Я чувствовал, что голос мой звучит убедительно и твердо. Но я не придавал своим словам серьезного значения. Мне важно было только остаться на высоте положения — сохранить превосходство над Луканом. Как будто я отплачивал ему за его доброжелательную снисходительность и покровительство, мы с ним внезапно поменялись ролями.
Мои слова и тон, какими они были произнесены, оказали свое действие. Он успокоился и вздохнул.
— Но ты еще так молод, друг мой.
— Всего только на год моложе тебя.
— Нет, на много лет. Моложе на целый мир. — Он снова вздрогнул.
— В таком случае я предлагаю тебе эту молодость, этот мир.

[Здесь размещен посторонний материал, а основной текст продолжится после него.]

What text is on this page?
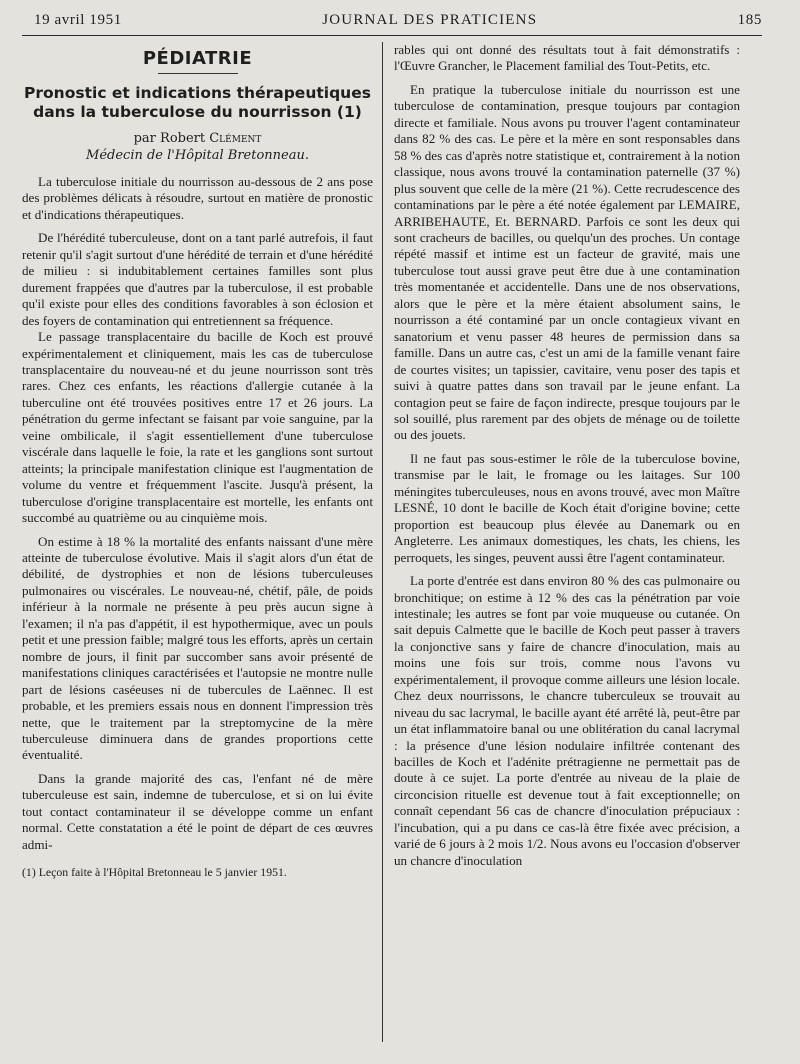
19 avril 1951	JOURNAL DES PRATICIENS	185
PÉDIATRIE
Pronostic et indications thérapeutiques dans la tuberculose du nourrisson (1)

par Robert Clément

Médecin de l'Hôpital Bretonneau.

La tuberculose initiale du nourrisson au-dessous de 2 ans pose des problèmes délicats à résoudre, surtout en matière de pronostic et d'indications thérapeutiques.

De l'hérédité tuberculeuse, dont on a tant parlé autrefois, il faut retenir qu'il s'agit surtout d'une hérédité de terrain et d'une hérédité de milieu : si indubitablement certaines familles sont plus durement frappées que d'autres par la tuberculose, il est probable qu'il existe pour elles des conditions favorables à son éclosion et des foyers de contamination qui entretiennent sa fréquence.

Le passage transplacentaire du bacille de Koch est prouvé expérimentalement et cliniquement, mais les cas de tuberculose transplacentaire du nouveau-né et du jeune nourrisson sont très rares. Chez ces enfants, les réactions d'allergie cutanée à la tuberculine ont été trouvées positives entre 17 et 26 jours. La pénétration du germe infectant se faisant par voie sanguine, par la veine ombilicale, il s'agit essentiellement d'une tuberculose viscérale dans laquelle le foie, la rate et les ganglions sont surtout atteints; la principale manifestation clinique est l'augmentation de volume du ventre et fréquemment l'ascite. Jusqu'à présent, la tuberculose d'origine transplacentaire est mortelle, les enfants ont succombé au quatrième ou au cinquième mois.

On estime à 18 % la mortalité des enfants naissant d'une mère atteinte de tuberculose évolutive. Mais il s'agit alors d'un état de débilité, de dystrophies et non de lésions tuberculeuses pulmonaires ou viscérales. Le nouveau-né, chétif, pâle, de poids inférieur à la normale ne présente à peu près aucun signe à l'examen; il n'a pas d'appétit, il est hypothermique, avec un pouls petit et une pression faible; malgré tous les efforts, après un certain nombre de jours, il finit par succomber sans avoir présenté de manifestations cliniques caractérisées et l'autopsie ne montre nulle part de lésions caséeuses ni de tubercules de Laënnec. Il est probable, et les premiers essais nous en donnent l'impression très nette, que le traitement par la streptomycine de la mère tuberculeuse diminuera dans de grandes proportions cette éventualité.

Dans la grande majorité des cas, l'enfant né de mère tuberculeuse est sain, indemne de tuberculose, et si on lui évite tout contact contaminateur il se développe comme un enfant normal. Cette constatation a été le point de départ de ces œuvres admi-

(1) Leçon faite à l'Hôpital Bretonneau le 5 janvier 1951.

rables qui ont donné des résultats tout à fait démonstratifs : l'Œuvre Grancher, le Placement familial des Tout-Petits, etc.

En pratique la tuberculose initiale du nourrisson est une tuberculose de contamination, presque toujours par contagion directe et familiale. Nous avons pu trouver l'agent contaminateur dans 82 % des cas. Le père et la mère en sont responsables dans 58 % des cas d'après notre statistique et, contrairement à la notion classique, nous avons trouvé la contamination paternelle (37 %) plus souvent que celle de la mère (21 %). Cette recrudescence des contaminations par le père a été notée également par LEMAIRE, ARRIBEHAUTE, Et. BERNARD. Parfois ce sont les deux qui sont cracheurs de bacilles, ou quelqu'un des proches. Un contage répété massif et intime est un facteur de gravité, mais une tuberculose tout aussi grave peut être due à une contamination très momentanée et accidentelle. Dans une de nos observations, alors que le père et la mère étaient absolument sains, le nourrisson a été contaminé par un oncle contagieux vivant en sanatorium et venu passer 48 heures de permission dans sa famille. Dans un autre cas, c'est un ami de la famille venant faire de courtes visites; un tapissier, cavitaire, venu poser des tapis et suivi à quatre pattes dans son travail par le jeune enfant. La contagion peut se faire de façon indirecte, presque toujours par le sol souillé, plus rarement par des objets de ménage ou de toilette ou des jouets.

Il ne faut pas sous-estimer le rôle de la tuberculose bovine, transmise par le lait, le fromage ou les laitages. Sur 100 méningites tuberculeuses, nous en avons trouvé, avec mon Maître LESNÉ, 10 dont le bacille de Koch était d'origine bovine; cette proportion est beaucoup plus élevée au Danemark ou en Angleterre. Les animaux domestiques, les chats, les chiens, les perroquets, les singes, peuvent aussi être l'agent contaminateur.

La porte d'entrée est dans environ 80 % des cas pulmonaire ou bronchitique; on estime à 12 % des cas la pénétration par voie intestinale; les autres se font par voie muqueuse ou cutanée. On sait depuis Calmette que le bacille de Koch peut passer à travers la conjonctive sans y faire de chancre d'inoculation, mais au moins une fois sur trois, comme nous l'avons vu expérimentalement, il provoque comme ailleurs une lésion locale. Chez deux nourrissons, le chancre tuberculeux se trouvait au niveau du sac lacrymal, le bacille ayant été arrêté là, peut-être par un état inflammatoire banal ou une oblitération du canal lacrymal : la présence d'une lésion nodulaire infiltrée contenant des bacilles de Koch et l'adénite prétragienne ne permettait pas de doute à ce sujet. La porte d'entrée au niveau de la plaie de circoncision rituelle est devenue tout à fait exceptionnelle; on connaît cependant 56 cas de chancre d'inoculation prépuciaux : l'incubation, qui a pu dans ce cas-là être fixée avec précision, a varié de 6 jours à 2 mois 1/2. Nous avons eu l'occasion d'observer un chancre d'inoculation
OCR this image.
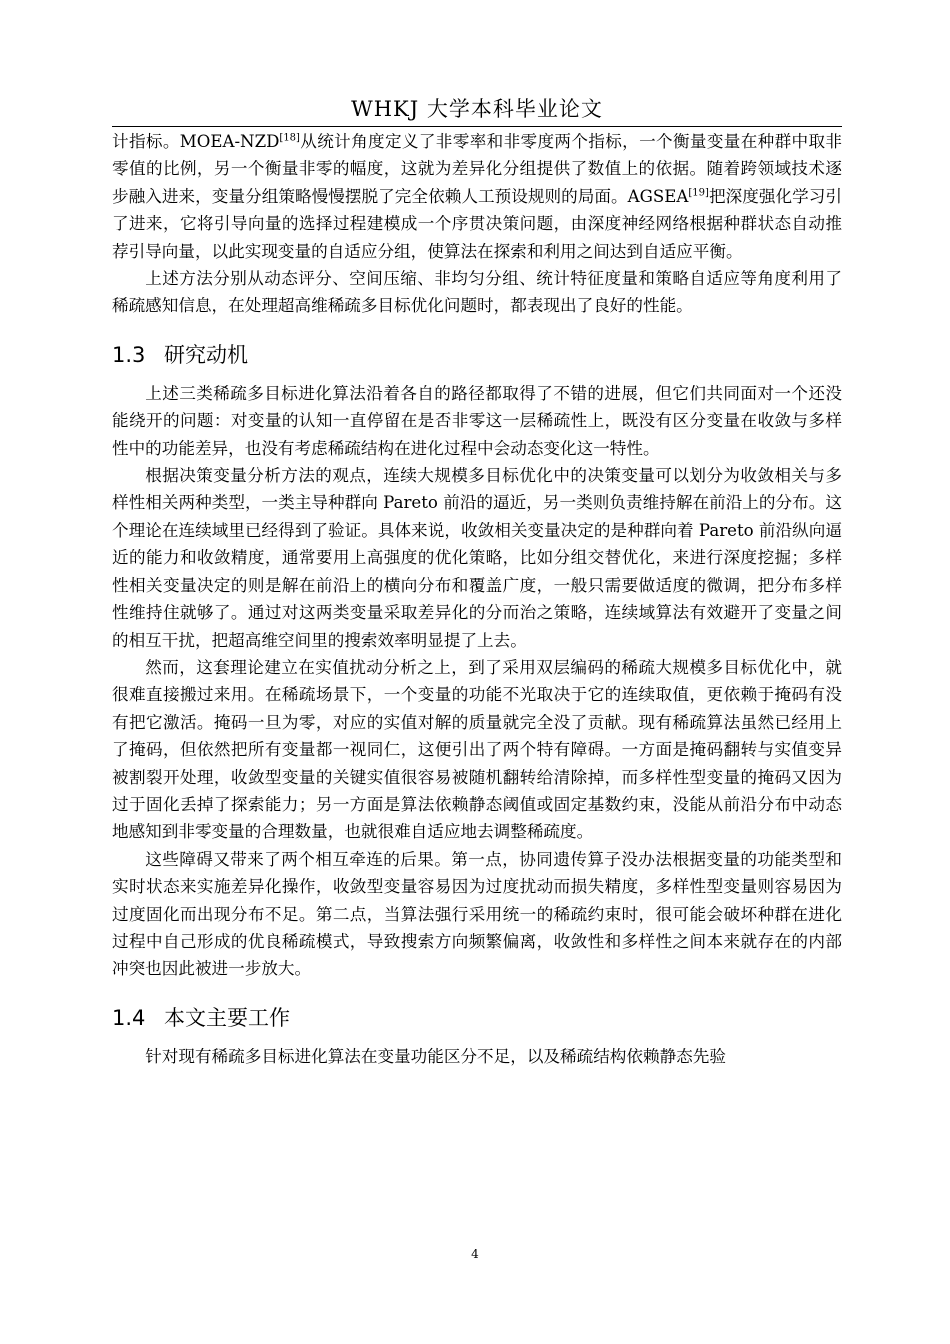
WHKJ 大学本科毕业论文

计指标。MOEA-NZD[18]从统计角度定义了非零率和非零度两个指标，一个衡量变量在种群中取非零值的比例，另一个衡量非零的幅度，这就为差异化分组提供了数值上的依据。随着跨领域技术逐步融入进来，变量分组策略慢慢摆脱了完全依赖人工预设规则的局面。AGSEA[19]把深度强化学习引了进来，它将引导向量的选择过程建模成一个序贯决策问题，由深度神经网络根据种群状态自动推荐引导向量，以此实现变量的自适应分组，使算法在探索和利用之间达到自适应平衡。

上述方法分别从动态评分、空间压缩、非均匀分组、统计特征度量和策略自适应等角度利用了稀疏感知信息，在处理超高维稀疏多目标优化问题时，都表现出了良好的性能。

1.3 研究动机

上述三类稀疏多目标进化算法沿着各自的路径都取得了不错的进展，但它们共同面对一个还没能绕开的问题：对变量的认知一直停留在是否非零这一层稀疏性上，既没有区分变量在收敛与多样性中的功能差异，也没有考虑稀疏结构在进化过程中会动态变化这一特性。

根据决策变量分析方法的观点，连续大规模多目标优化中的决策变量可以划分为收敛相关与多样性相关两种类型，一类主导种群向 Pareto 前沿的逼近，另一类则负责维持解在前沿上的分布。这个理论在连续域里已经得到了验证。具体来说，收敛相关变量决定的是种群向着 Pareto 前沿纵向逼近的能力和收敛精度，通常要用上高强度的优化策略，比如分组交替优化，来进行深度挖掘；多样性相关变量决定的则是解在前沿上的横向分布和覆盖广度，一般只需要做适度的微调，把分布多样性维持住就够了。通过对这两类变量采取差异化的分而治之策略，连续域算法有效避开了变量之间的相互干扰，把超高维空间里的搜索效率明显提了上去。

然而，这套理论建立在实值扰动分析之上，到了采用双层编码的稀疏大规模多目标优化中，就很难直接搬过来用。在稀疏场景下，一个变量的功能不光取决于它的连续取值，更依赖于掩码有没有把它激活。掩码一旦为零，对应的实值对解的质量就完全没了贡献。现有稀疏算法虽然已经用上了掩码，但依然把所有变量都一视同仁，这便引出了两个特有障碍。一方面是掩码翻转与实值变异被割裂开处理，收敛型变量的关键实值很容易被随机翻转给清除掉，而多样性型变量的掩码又因为过于固化丢掉了探索能力；另一方面是算法依赖静态阈值或固定基数约束，没能从前沿分布中动态地感知到非零变量的合理数量，也就很难自适应地去调整稀疏度。

这些障碍又带来了两个相互牵连的后果。第一点，协同遗传算子没办法根据变量的功能类型和实时状态来实施差异化操作，收敛型变量容易因为过度扰动而损失精度，多样性型变量则容易因为过度固化而出现分布不足。第二点，当算法强行采用统一的稀疏约束时，很可能会破坏种群在进化过程中自己形成的优良稀疏模式，导致搜索方向频繁偏离，收敛性和多样性之间本来就存在的内部冲突也因此被进一步放大。

1.4 本文主要工作

针对现有稀疏多目标进化算法在变量功能区分不足，以及稀疏结构依赖静态先验

4
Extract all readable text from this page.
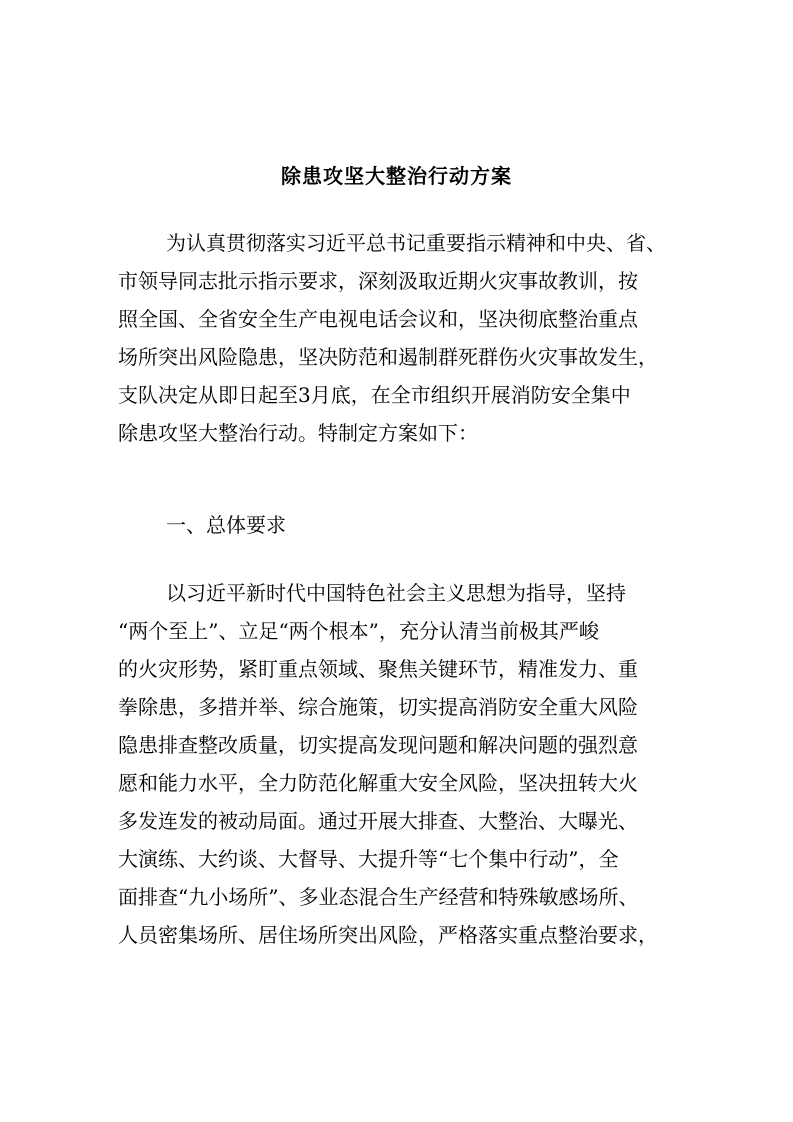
除患攻坚大整治行动方案
为认真贯彻落实习近平总书记重要指示精神和中央、省、
市领导同志批示指示要求，深刻汲取近期火灾事故教训，按
照全国、全省安全生产电视电话会议和，坚决彻底整治重点
场所突出风险隐患，坚决防范和遏制群死群伤火灾事故发生，
支队决定从即日起至3月底，在全市组织开展消防安全集中
除患攻坚大整治行动。特制定方案如下：
一、总体要求
以习近平新时代中国特色社会主义思想为指导，坚持
“两个至上”、立足“两个根本”，充分认清当前极其严峻
的火灾形势，紧盯重点领域、聚焦关键环节，精准发力、重
拳除患，多措并举、综合施策，切实提高消防安全重大风险
隐患排查整改质量，切实提高发现问题和解决问题的强烈意
愿和能力水平，全力防范化解重大安全风险，坚决扭转大火
多发连发的被动局面。通过开展大排查、大整治、大曝光、
大演练、大约谈、大督导、大提升等“七个集中行动”，全
面排查“九小场所”、多业态混合生产经营和特殊敏感场所、
人员密集场所、居住场所突出风险，严格落实重点整治要求，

Я убедился, что одержал верх и вышел победителем. На что я себя обрекал, не имело для меня в это время никакого значения. Я был озабочен только своими отношениями с Луканом. Но вот он заговорил спокойно, почти весело:
— Ты просил меня показать последние главы «Фарсалии». Теперь я тебе прочту их. Пойдем.
Мы расположились в комнате, где на стенах были изображены морские пейзажи и морские чудовища.
— Здесь нам никто не помешает.
Два ложа, инкрустированные перламутром. Огромная раковина из Индийского океана. Лукан хлопнул в ладоши и велел принести легкого суррентского вина, а библиотекаря послал за рукописью, хранившейся в запертом шкафу.
— Я же стану читать все подряд, — сказал он, прикасаясь к рукописи с каким-то благоговейным страхом и отвращением. Как будто там заключалась частица его души и нечто ниспосланное божеством. — Я выберу лишь то, что считаю наиболее удачным, и буду пояснять, как эти отрывки связаны между собой.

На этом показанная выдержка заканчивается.